Radiology departments are currently using only a few, generally unrelated artificial intelligence (AI) solutions. The most comprehensive solution currently available for reading chest CTs includes nodules and their surroundings but lacks an important finding – pulmonary embolism (PE). In chest CTs scanned for another reason than PE, it is typically not expected and easily overlooked during routine assessment. With the ever-growing lack of radiologists and backlog, computational analysis yielding timely warning of such critical findings are rapidly gaining importance.
In this project we aim to advance and evaluate an AI software solution for detection of incidental pulmonary embolism (IPE) that is scalable and when added to an existing chest detector covers a comprehensive range of chest CT findings. The detection of IPE will serve as an exemplary use case, beyond which the value of comprehensive AI assessment will be investigated.
We will develop an AI-based IPE detection tool using state-of-the-art modelling techniques to be installed at the Erasmus MC radiology department. It includes an early analysis of the technology’s usefulness in the department’s clinical routine and workflow. Next, we will improve the tool based on the early health technology assessment, and integrate it into the clinical workflow to see its implications on the radiology workflow, hospital ecosystem, healthcare, costs and patient-related outcomes (quality of life, wellbeing).

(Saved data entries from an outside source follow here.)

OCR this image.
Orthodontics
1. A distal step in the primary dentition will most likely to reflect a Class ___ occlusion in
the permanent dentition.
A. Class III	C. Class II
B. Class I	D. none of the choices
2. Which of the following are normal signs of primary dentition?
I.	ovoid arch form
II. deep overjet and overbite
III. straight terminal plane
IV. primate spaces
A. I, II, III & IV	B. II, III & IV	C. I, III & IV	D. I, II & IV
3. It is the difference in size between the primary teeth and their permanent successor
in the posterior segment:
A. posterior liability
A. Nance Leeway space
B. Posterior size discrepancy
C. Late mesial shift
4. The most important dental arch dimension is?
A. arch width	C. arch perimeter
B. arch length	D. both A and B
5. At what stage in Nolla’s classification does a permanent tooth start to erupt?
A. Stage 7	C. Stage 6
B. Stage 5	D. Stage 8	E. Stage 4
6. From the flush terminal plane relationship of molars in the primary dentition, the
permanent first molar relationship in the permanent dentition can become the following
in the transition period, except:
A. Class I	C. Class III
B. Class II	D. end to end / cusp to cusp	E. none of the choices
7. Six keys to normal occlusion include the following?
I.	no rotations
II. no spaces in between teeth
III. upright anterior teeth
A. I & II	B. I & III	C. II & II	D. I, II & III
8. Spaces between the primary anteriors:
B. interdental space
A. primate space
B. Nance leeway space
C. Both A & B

Detecting IPE in patients as early as possible could prolong patients’ lives as it is a life-threatening condition. Developing a comprehensive AI-solution sustaining multiple algorithms for a chest CT reading is of high value for hospitals and the state, as it surely will be much cheaper than having to purchase them separately. This will lower the barrier to use these AI solutions and therefore enhance and fasten the quality of care for patients.